In 1934, with the possibility of migrants coming from Hitler’s Reich, The Daily Mail urged readers to “Give the Blackshirts a helping hand”. In 1968 Enoch Powell’s infamous “Rivers of Blood” speech warned of civil unrest unless Commonwealth immigration was stopped.
All these blustering defenders of the island kingdom against the oncoming tide of foreigners imagined themselves to be sustaining and protecting the inherited purity of British institutions and history. But those institutions have been anything but insular in their origins and character. Look at the names of the 25 barons who obliged King John to sign the Magna Carta and you will see that the vast majority were Norman French; the language spoken almost exclusively by the Angevin kings. The Bill of Rights of 1689 which established, irreversibly as it turned out, our constitutional monarchy, only came about as the result of a Dutch invasion, which for 18 months quartered 20,000 troops in London. The ex post facto justification was that William of Orange had been “invited” by a circle of Whig aristocrats. But the truth was that William was coming to England, invitation or not, since the life or death of the Dutch Republic depended on Britain joining the struggles against Louis XIV.
The Bill of Rights was the product of our being pulled into a European coalition committed to resisting the absolutism which just four years earlier had made Protestantism illegal in France.
Britain was the beneficiary of that act of intolerance. Some 50,000 Huguenots, among them Mr Farage’s ancestors, resettled in Spitalfields, to the enduring benefit of the country. Two centuries later the Jews in much greater plight and numbers occupied those same streets. My grandparents moved into Fieldgate Street, once the home of Huguenot silk weavers. In the 1960s my mother, then working in Whitechapel and Stepney, welcomed the next wave of Bengali immigrants; one of whom, she enjoyed telling people, rose to be head cook at Bloom’s kosher salt beef restaurant.

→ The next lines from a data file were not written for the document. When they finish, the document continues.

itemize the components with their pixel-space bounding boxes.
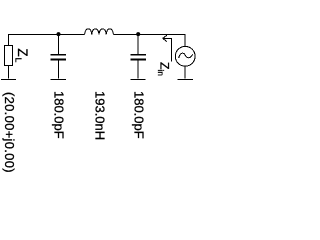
svg-text:180.0pF: 180.0pF [132,91,147,139]
svg-text:180.0pF: 180.0pF [52,91,67,139]
svg-text:(20.00+j0.00): (20.00+j0.00) [2,92,17,173]
svg-text:193.0nH: 193.0nH [93,91,108,140]
svg-text:ZL: ZL [13,48,30,62]
svg-text:Zin: Zin [156,62,172,76]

At this point of course Boris Johnson, Mr Gove, Mr Farage and the Brexiters shout “This is nothing to do with the EU”, bang their tin drums and strike up the “unaccountable Brussels bureaucrat” chorus; chanting the £350m-a -week whopper.

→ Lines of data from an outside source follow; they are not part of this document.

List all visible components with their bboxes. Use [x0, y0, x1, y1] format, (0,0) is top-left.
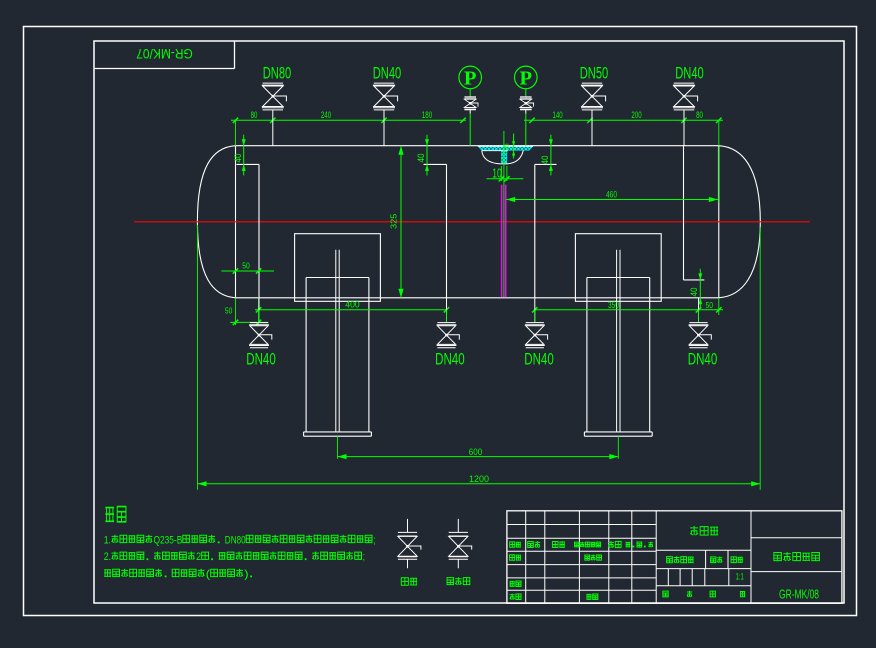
svg-text:Q235-B: Q235-B	[154, 534, 183, 546]
svg-text:140: 140	[553, 110, 563, 120]
svg-text:DN80: DN80	[225, 534, 246, 546]
svg-text:40: 40	[416, 154, 426, 163]
svg-text:40: 40	[540, 156, 550, 165]
svg-text:80: 80	[696, 110, 703, 120]
svg-text:10: 10	[492, 167, 502, 181]
svg-text:DN50: DN50	[580, 64, 609, 83]
svg-text:50: 50	[706, 300, 714, 310]
svg-text:DN80: DN80	[263, 64, 292, 83]
svg-text:50: 50	[242, 261, 250, 271]
svg-text:DN40: DN40	[524, 350, 554, 368]
svg-text:1.: 1.	[104, 534, 111, 546]
svg-text:DN40: DN40	[373, 64, 402, 83]
svg-text:40: 40	[233, 154, 243, 163]
svg-text:DN40: DN40	[435, 350, 465, 368]
svg-text:DN40: DN40	[688, 350, 718, 368]
svg-text:): )	[244, 568, 249, 580]
svg-text:;: ;	[373, 534, 375, 546]
svg-text:200: 200	[631, 110, 641, 120]
svg-text:1:1: 1:1	[736, 572, 744, 583]
svg-text:460: 460	[606, 189, 617, 199]
svg-text:P: P	[520, 68, 533, 90]
svg-text:240: 240	[321, 110, 331, 120]
svg-text:;: ;	[363, 551, 365, 563]
svg-text:80: 80	[251, 110, 258, 120]
svg-text:1200: 1200	[469, 474, 489, 484]
svg-text:325: 325	[389, 213, 399, 229]
svg-text:350: 350	[608, 300, 619, 310]
svg-text:40: 40	[689, 288, 699, 297]
svg-text:35: 35	[504, 143, 511, 151]
svg-text:P: P	[464, 68, 477, 90]
svg-text:GR-MK/07: GR-MK/07	[136, 46, 193, 62]
svg-text:GR-MK/08: GR-MK/08	[779, 588, 819, 602]
svg-text:DN40: DN40	[675, 64, 704, 83]
svg-text:50: 50	[225, 306, 233, 316]
svg-text:400: 400	[345, 300, 360, 310]
svg-text:180: 180	[422, 110, 432, 120]
svg-text:(: (	[206, 568, 211, 580]
svg-text:2.: 2.	[104, 551, 111, 563]
svg-text:600: 600	[469, 447, 483, 457]
svg-text:DN40: DN40	[246, 350, 276, 368]
svg-text:2: 2	[196, 551, 201, 563]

But as they well know, immigration allergy is the open secret of its mass appeal. Mr Farage’s poster was just the giveaway. The choice next Thursday is between an open or a closed Britain; between an outward facing or an inward-facing one; between the past and the future, which is why the vast majority of the under-25s want to Remain. The mantra that we will be liberated from Europe to go out into the world is a disingenuous fantasy. The WTO makes agreements through the EU. There will be no special deal for the UK. We will be back of the queue. We will not be reclaiming our sovereignty; we will simply be alone.
If, finally, I invoke the memory of Jo Cox, it is not to exploit her death but to honour her morally magnificent and cruelly ended life. She was as homegrown Yorkshire as you could get. But she understood with instinctive decency that to be British was also to be a citizen of the wider world including Europe; that the two identities were mutually sustaining not mutually exclusive; that no man is an island.
She was the impassioned champion of the Syrian people, tormented and uprooted by their unrelenting war. Her maiden speech said it all: “Our communities have been deeply enhanced by immigration . . . what surprises me time again as I travel around the constituency is that we are far more united and have far more things in common with each other than things which divides us.”
She was, she said, a celebrant of diversity. And that, too, is what makes our country a United Kingdom.